Apostelgeschichte

Apg 18,13 A.Christlieb Der Gang der Gerichtsverhandlung. Apostelgeschichte 18, 13 - 16.

1. Die Anklage.

Wir verfolgen nun den Gang der gegen Paulus eingeleiteten gerichtlichen Verhandlung. Die Anklage lautet auf gesetzwidrigen Gottesdienst. Die Juden besaßen nämlich in Korinth, wie auch an vielen anderen Orten, staatliche Erlaubnis für ihre besondere Religionsübung. Nun sagen sie zu dem neuen Landvogt gleichsam: ,,Paulus unterscheidet sich von uns. Ihm darf deshalb die staatliche Duldung, die wir genießen, nicht zuerkannt werden. Er hat keinerlei Recht auf obrigkeitlichen Schutz mit seiner Einführung einer fremden Lehre." Der Landvogt sollte aus diesen Worten den Schluß ziehen, daß er die weitere Lehrtätigkeit des Paulus in dieser Stadt verbieten müsse (Psalm 11, 2). Sie wollten also mit obrigkeitlicher Gewalt die Arbeit des Paulus unterdrücken.
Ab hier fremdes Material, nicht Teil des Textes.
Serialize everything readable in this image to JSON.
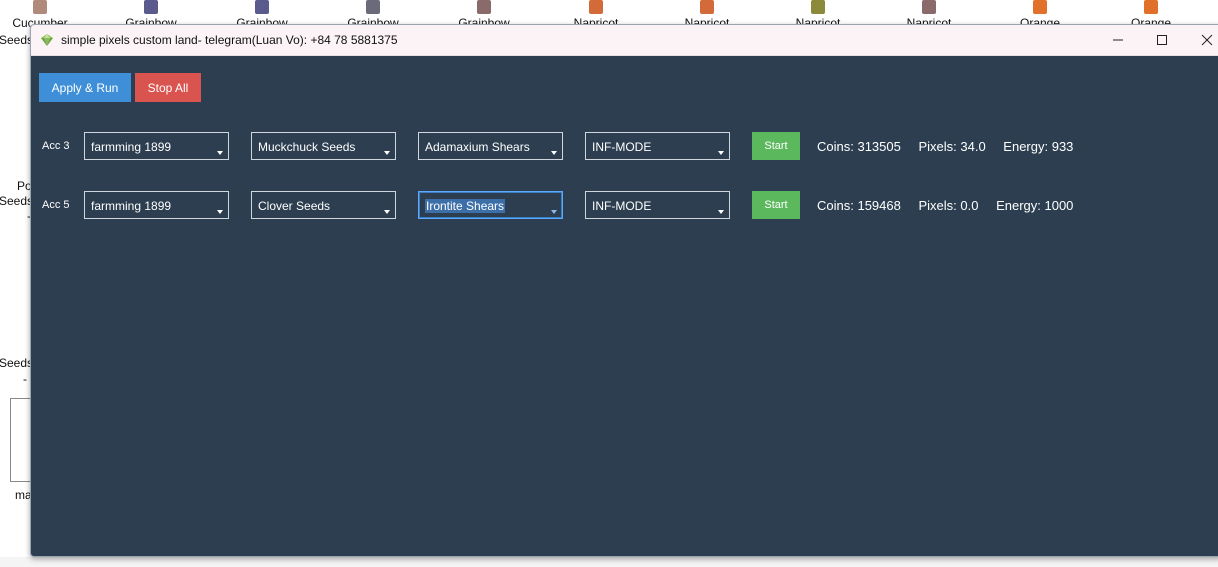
{
  "desktop": {
    "icons": [
      {
        "label": "Cucumber",
        "color": "#b08a7a"
      },
      {
        "label": "Grainbow",
        "color": "#5a5a8c"
      },
      {
        "label": "Grainbow",
        "color": "#5a5a8c"
      },
      {
        "label": "Grainbow",
        "color": "#6a6a7a"
      },
      {
        "label": "Grainbow",
        "color": "#8a6a6a"
      },
      {
        "label": "Napricot",
        "color": "#d26a3a"
      },
      {
        "label": "Napricot",
        "color": "#d26a3a"
      },
      {
        "label": "Napricot",
        "color": "#8a8a3a"
      },
      {
        "label": "Napricot",
        "color": "#8a6a6a"
      },
      {
        "label": "Orange",
        "color": "#e0702a"
      },
      {
        "label": "Orange",
        "color": "#e0702a"
      }
    ],
    "left_labels": [
      "Seeds_",
      "Po",
      "Seeds_",
      "-",
      "Seeds_",
      "-",
      "ma"
    ]
  },
  "window": {
    "title": "simple pixels custom land- telegram(Luan Vo): +84 78 5881375",
    "icon": "gem-icon",
    "controls": {
      "minimize": "minimize-icon",
      "maximize": "maximize-icon",
      "close": "close-icon"
    }
  },
  "toolbar": {
    "apply_label": "Apply & Run",
    "stop_label": "Stop All"
  },
  "accounts": [
    {
      "label": "Acc 3",
      "farm": "farmming 1899",
      "seed": "Muckchuck Seeds",
      "shears": "Adamaxium Shears",
      "mode": "INF-MODE",
      "start_label": "Start",
      "coins": "Coins: 313505",
      "pixels": "Pixels: 34.0",
      "energy": "Energy: 933"
    },
    {
      "label": "Acc 5",
      "farm": "farmming 1899",
      "seed": "Clover Seeds",
      "shears": "Irontite Shears",
      "mode": "INF-MODE",
      "start_label": "Start",
      "coins": "Coins: 159468",
      "pixels": "Pixels: 0.0",
      "energy": "Energy: 1000"
    }
  ],
  "colors": {
    "background": "#2c3e50",
    "apply": "#3e8fd8",
    "stop": "#d9534f",
    "start": "#5cb85c"
  }
}
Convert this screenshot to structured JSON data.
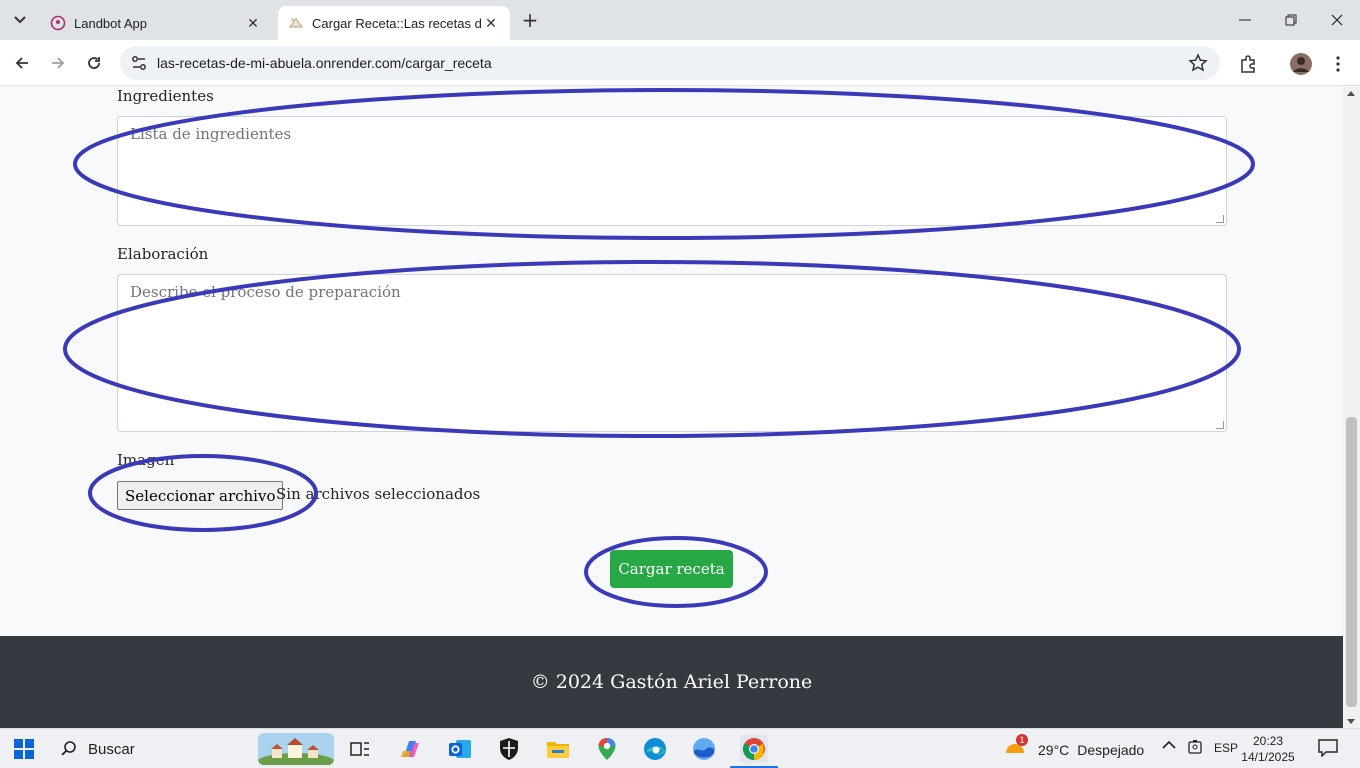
{
  "browser": {
    "tabs": [
      {
        "title": "Landbot App",
        "close": "✕"
      },
      {
        "title": "Cargar Receta::Las recetas de mi abuela",
        "close": "✕"
      }
    ],
    "new_tab": "+",
    "url": "las-recetas-de-mi-abuela.onrender.com/cargar_receta",
    "window_controls": {
      "minimize": "—",
      "maximize": "❐",
      "close": "✕"
    },
    "icons": [
      "tab-search-icon",
      "back-arrow-icon",
      "forward-arrow-icon",
      "reload-icon",
      "site-info-icon",
      "bookmark-star-icon",
      "extensions-icon",
      "profile-avatar-icon",
      "menu-kebab-icon"
    ]
  },
  "form": {
    "ingredients": {
      "label": "Ingredientes",
      "placeholder": "Lista de ingredientes"
    },
    "preparation": {
      "label": "Elaboración",
      "placeholder": "Describe el proceso de preparación"
    },
    "image": {
      "label": "Imagen",
      "button": "Seleccionar archivo",
      "status": "Sin archivos seleccionados"
    },
    "submit": "Cargar receta"
  },
  "footer": {
    "text": "© 2024 Gastón Ariel Perrone"
  },
  "colors": {
    "submit_bg": "#28a745",
    "footer_bg": "#343a40",
    "annotation": "#3a3ab8"
  },
  "taskbar": {
    "search_placeholder": "Buscar",
    "weather_temp": "29°C",
    "weather_desc": "Despejado",
    "weather_badge": "1",
    "language": "ESP",
    "time": "20:23",
    "date": "14/1/2025",
    "pinned": [
      "task-view-icon",
      "copilot-icon",
      "outlook-icon",
      "security-icon",
      "file-explorer-icon",
      "maps-icon",
      "edge-icon",
      "photos-icon",
      "chrome-icon"
    ]
  }
}
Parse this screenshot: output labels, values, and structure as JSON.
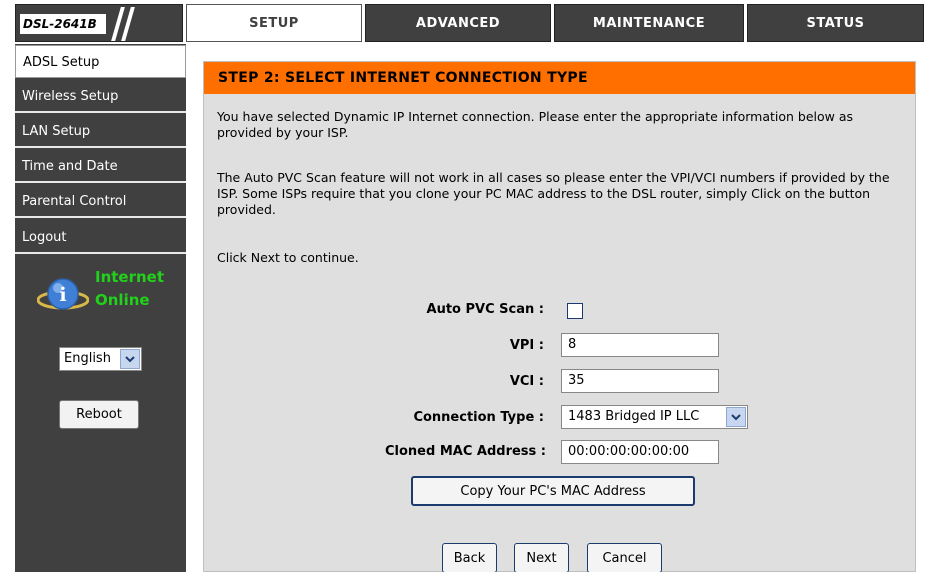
{
  "header": {
    "model": "DSL-2641B",
    "tabs": [
      {
        "label": "SETUP",
        "active": true
      },
      {
        "label": "ADVANCED",
        "active": false
      },
      {
        "label": "MAINTENANCE",
        "active": false
      },
      {
        "label": "STATUS",
        "active": false
      }
    ]
  },
  "sidebar": {
    "items": [
      {
        "label": "ADSL Setup",
        "active": true
      },
      {
        "label": "Wireless Setup",
        "active": false
      },
      {
        "label": "LAN Setup",
        "active": false
      },
      {
        "label": "Time and Date",
        "active": false
      },
      {
        "label": "Parental Control",
        "active": false
      },
      {
        "label": "Logout",
        "active": false
      }
    ],
    "status": {
      "line1": "Internet",
      "line2": "Online",
      "color": "#22d11a"
    },
    "language": "English",
    "reboot_label": "Reboot"
  },
  "main": {
    "title": "STEP 2: SELECT INTERNET CONNECTION TYPE",
    "para1": "You have selected Dynamic IP Internet connection. Please enter the appropriate information below as provided by your ISP.",
    "para2": "The Auto PVC Scan feature will not work in all cases so please enter the VPI/VCI numbers if provided by the ISP. Some ISPs require that you clone your PC MAC address to the DSL router, simply Click on the button provided.",
    "para3": "Click Next to continue.",
    "form": {
      "auto_pvc_label": "Auto PVC Scan :",
      "auto_pvc_checked": false,
      "vpi_label": "VPI :",
      "vpi_value": "8",
      "vci_label": "VCI :",
      "vci_value": "35",
      "conn_type_label": "Connection Type :",
      "conn_type_value": "1483 Bridged IP LLC",
      "mac_label": "Cloned MAC Address :",
      "mac_value": "00:00:00:00:00:00",
      "copy_mac_label": "Copy Your PC's MAC Address"
    },
    "buttons": {
      "back": "Back",
      "next": "Next",
      "cancel": "Cancel"
    }
  },
  "colors": {
    "accent": "#ff6f00",
    "nav_bg": "#404040",
    "panel_bg": "#dfdfdf"
  }
}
Dabei mußten sie, ohne es zu wollen, dem Apostel ein herrliches Lob spenden. In ihren Worten: ,,Dieser überredet die Leute, Gott zu dienen", lag eine unfreiwillige Anerkennung für Paulus. Sein ganzes Sehnen und Trachten ging dahin, alle Menschen, die bisher im Dienst der Welt und der Sünde standen, dahin zu bringen, daß sie Gott dienten (Kap. 26, 28. 29). Wollte Gott, daß auch gegen uns alle diese Beschwerde erhoben werden könnte: ,,Dieser überredet die Leute, Gott zu dienen" (2. Timotheus 4, 2).
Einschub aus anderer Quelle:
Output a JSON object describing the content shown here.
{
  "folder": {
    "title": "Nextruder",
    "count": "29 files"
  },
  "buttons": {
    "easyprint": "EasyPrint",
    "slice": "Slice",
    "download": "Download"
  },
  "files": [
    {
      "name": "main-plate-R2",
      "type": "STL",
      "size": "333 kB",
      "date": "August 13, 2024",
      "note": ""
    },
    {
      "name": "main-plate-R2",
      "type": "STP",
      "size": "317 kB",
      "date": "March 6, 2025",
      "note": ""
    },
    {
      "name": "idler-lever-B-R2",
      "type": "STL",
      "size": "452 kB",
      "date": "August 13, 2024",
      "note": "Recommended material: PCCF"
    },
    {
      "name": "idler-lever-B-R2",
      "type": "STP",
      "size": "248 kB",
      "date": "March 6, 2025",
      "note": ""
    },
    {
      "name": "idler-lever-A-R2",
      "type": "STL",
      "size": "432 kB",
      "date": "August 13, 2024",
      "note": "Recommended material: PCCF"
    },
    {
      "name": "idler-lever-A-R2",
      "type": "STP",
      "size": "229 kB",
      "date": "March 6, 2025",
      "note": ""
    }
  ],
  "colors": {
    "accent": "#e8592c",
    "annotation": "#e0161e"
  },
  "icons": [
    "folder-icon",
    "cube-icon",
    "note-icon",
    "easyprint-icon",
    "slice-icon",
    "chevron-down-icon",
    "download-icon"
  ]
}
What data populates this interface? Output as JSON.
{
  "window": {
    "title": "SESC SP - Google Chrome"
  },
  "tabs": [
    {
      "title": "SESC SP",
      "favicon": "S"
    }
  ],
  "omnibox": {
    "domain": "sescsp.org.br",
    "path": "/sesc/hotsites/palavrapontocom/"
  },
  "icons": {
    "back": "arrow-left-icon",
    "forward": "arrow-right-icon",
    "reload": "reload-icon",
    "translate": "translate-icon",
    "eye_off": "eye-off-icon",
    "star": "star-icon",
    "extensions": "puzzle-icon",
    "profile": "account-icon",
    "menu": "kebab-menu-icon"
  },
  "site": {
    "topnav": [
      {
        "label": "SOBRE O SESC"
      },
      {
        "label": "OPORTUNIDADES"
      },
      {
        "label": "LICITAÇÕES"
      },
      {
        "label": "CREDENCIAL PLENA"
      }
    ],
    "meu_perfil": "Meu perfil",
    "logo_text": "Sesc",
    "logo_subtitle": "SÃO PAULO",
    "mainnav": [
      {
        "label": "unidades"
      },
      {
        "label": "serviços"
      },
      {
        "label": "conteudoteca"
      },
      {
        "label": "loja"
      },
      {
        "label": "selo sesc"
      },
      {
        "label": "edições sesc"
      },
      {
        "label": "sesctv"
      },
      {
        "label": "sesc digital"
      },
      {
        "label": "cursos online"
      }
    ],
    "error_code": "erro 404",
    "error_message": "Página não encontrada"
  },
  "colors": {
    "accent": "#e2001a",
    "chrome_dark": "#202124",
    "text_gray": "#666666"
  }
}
2. Die wegfallende Verteidigung.

Paulus wollte nun zu seiner Verantwortung reden. Er hätte viel Material gehabt, dies zu tun. Er konnte klar beweisen, daß seine Wirksamkeit nicht im Gegensatz zum mosaischen Gesetz stehe. Er predigte ja überall in den Synagogen aus der Schrift, d. h. aus dem Gesetz und den Propheten, wie Christus der in diesem Buch verheißene Erlöser sei (Kap. 13, 33 - 41; 17, 2. 3). Kern und Stern seiner Predigt, das Ziel aller seiner Arbeit deckte sich ja völlig mit dem Ziel des Alten Testaments, das auf Christus hinauslief. Paulus hätte auch in zarter Andeutung die berechtigte Gegenfrage aufwerfen können, ob nicht das Leben und die Handlungsweise seiner Ankläger viel eher im Gegensatz zum Gesetz stehe, das eine Herzensliebe zu Gott und zum Nächsten forderte (Micha 6, 8). Aber jede Verteidigung erwies sich als überflüssig. Paulus brauchte keine Silbe zu reden. Er durfte gleichsam nur zusehen, wie das Herz des Landvogts zum Schutz des Evangeliums gelenkt wurde.

Wir sehen hier: Gott braucht unsere Mithilfe nicht, wenn er sein Werk schützen und erhalten will. Er kann ohne unser Bemühen die rechten Entscheidungen herbeiführen. Nicht der Beredsamkeit eines Apostels konnte der Ausgang der Verhandlung zugeschrieben werden, sondern allein dem, der gesagt hatte: ,,Niemand soll sich unterstehen, dir zu schaden".

Durch das Wegfallen menschlicher Verteidigung wird Gottes Treue und schirmende Hand nur noch herrlicher (Psalm 18, 28.)

3. Das Urteil

bestand in völliger Abweisung der Kläger. Gallion lehnte jede Untersuchung dieser religiösen Fragen ab. Er wollte nur solche Handlungen bestrafen, die ein Verstoß gegen das römische Gesetz waren. Religiöse Lehrstreitigkeiten gehörten nicht dazu.

Dieser Bescheid des obersten Richters bedeutete für die Arbeit des Paulus eine nicht geringe Stärkung, denn nun wußten alle Einwohner, daß man der Arbeit des Apostels nichts in den Weg legen durfte. Die Verhandlungen, welche zum Schaden des Paulus herbeigeführt waren, mußten ihm zum Nutzen gereichen. Die, welche Schande und Spott auf ihn bringen wollten, wurden selbst davon getroffen.

Es gibt nichts Törichteres als eine Unternehmung gegen Menschen, die unter göttlichem Schutz stehen (Jesaja 8, 10; Psalm 18, 2 - 4; 46, 5 - 6).